For most of its history, Facebook has managed its infrastructure by leasing “wholesale” data center space from third-party landlords. Wholesale providers build the data center, including the raised-floor technical space and the power and cooling infrastructure, and then lease the completed facility. In the wholesale model, users can occupy their data center space in about five months, rather than the 12 months needed to build a major data center. This has allowed Facebook to scale rapidly to keep pace with the growth of its audience.
Where are Facebook’s Data Centers Located?
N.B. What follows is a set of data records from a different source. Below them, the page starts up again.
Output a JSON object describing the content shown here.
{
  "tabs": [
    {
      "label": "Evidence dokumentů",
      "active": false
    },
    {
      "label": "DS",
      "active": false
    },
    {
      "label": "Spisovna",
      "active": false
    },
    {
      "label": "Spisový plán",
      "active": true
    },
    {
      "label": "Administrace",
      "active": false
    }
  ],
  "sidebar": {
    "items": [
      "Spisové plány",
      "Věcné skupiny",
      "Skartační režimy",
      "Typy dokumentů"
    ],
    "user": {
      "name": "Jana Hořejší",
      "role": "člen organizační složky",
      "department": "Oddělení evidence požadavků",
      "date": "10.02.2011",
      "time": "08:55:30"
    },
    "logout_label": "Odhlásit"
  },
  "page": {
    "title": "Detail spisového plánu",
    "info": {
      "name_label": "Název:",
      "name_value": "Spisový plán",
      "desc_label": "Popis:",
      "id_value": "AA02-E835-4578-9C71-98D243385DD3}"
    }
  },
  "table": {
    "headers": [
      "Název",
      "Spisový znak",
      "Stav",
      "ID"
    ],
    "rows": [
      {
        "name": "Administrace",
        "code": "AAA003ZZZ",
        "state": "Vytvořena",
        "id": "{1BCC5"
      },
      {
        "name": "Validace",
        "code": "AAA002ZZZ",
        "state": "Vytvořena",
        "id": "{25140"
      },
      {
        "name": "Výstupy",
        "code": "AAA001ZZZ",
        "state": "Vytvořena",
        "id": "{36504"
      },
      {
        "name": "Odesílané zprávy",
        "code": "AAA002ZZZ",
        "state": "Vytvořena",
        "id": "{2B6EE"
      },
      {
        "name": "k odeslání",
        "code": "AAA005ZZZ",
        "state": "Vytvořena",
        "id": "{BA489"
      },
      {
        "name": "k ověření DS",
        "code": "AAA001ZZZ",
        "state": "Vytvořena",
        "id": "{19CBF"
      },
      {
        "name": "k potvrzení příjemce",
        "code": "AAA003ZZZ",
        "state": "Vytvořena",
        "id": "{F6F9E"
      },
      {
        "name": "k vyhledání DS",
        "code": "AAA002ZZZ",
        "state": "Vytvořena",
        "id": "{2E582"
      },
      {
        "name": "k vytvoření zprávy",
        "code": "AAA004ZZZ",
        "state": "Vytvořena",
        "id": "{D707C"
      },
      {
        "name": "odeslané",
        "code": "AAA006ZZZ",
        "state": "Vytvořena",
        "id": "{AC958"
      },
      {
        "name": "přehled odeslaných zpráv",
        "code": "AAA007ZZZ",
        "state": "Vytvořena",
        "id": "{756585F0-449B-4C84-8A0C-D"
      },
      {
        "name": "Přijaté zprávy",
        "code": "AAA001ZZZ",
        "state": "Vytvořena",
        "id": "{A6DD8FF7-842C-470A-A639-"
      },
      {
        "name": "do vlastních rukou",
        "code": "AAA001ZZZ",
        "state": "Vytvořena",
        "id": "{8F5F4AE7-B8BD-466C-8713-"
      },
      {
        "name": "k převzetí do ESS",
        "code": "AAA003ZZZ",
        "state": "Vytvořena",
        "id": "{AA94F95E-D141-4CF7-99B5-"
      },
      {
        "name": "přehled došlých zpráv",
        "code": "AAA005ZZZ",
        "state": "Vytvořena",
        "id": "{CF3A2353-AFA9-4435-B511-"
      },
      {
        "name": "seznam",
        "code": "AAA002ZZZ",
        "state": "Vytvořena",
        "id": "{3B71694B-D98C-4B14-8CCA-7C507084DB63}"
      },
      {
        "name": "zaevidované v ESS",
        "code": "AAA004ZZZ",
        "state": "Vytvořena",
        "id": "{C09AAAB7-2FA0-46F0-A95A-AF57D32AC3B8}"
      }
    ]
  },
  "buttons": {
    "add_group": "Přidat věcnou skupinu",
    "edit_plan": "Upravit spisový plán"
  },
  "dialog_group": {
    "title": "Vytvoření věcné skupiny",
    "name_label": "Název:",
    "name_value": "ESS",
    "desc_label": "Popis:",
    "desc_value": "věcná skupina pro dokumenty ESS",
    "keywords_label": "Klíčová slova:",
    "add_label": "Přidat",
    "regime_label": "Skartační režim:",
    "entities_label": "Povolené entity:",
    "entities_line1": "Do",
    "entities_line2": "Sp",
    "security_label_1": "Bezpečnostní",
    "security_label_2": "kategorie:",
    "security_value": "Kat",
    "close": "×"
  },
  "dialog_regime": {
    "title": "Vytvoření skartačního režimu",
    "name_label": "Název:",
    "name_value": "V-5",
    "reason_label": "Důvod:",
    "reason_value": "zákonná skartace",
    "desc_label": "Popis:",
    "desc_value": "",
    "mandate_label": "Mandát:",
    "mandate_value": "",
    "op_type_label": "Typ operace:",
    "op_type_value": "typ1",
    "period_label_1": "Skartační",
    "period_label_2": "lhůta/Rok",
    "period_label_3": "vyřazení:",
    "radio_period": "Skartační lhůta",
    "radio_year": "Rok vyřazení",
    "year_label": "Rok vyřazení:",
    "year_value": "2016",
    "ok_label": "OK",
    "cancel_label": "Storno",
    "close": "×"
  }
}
In January 2010 Facebook announced plans to build its own data centers, beginning with a facility in Prineville, Oregon. This typically requires a larger up-front investment in construction and equipment, but allows greater customization of power and cooling infrastructure. The social network has since announced plans for data centers inForest City, North Carolina (November 2010) and Lulea, Sweden(October, 2011). The company has brought the facilities in Prineville and North Carolina online, and begun work on second data centers on both campuses.
Facebook currently leases space in about six different data centers in Silicon Valley, located in Santa Clara and San Jose, and at least one in San Francisco. The company has also leased space in three wholesale data center facilities in Ashburn, Virginia. Both Santa Clara and Ashburn are key data center hubs, where hundreds of fiber networks meet and connect, making them ideal for companies whose content is widely distributed.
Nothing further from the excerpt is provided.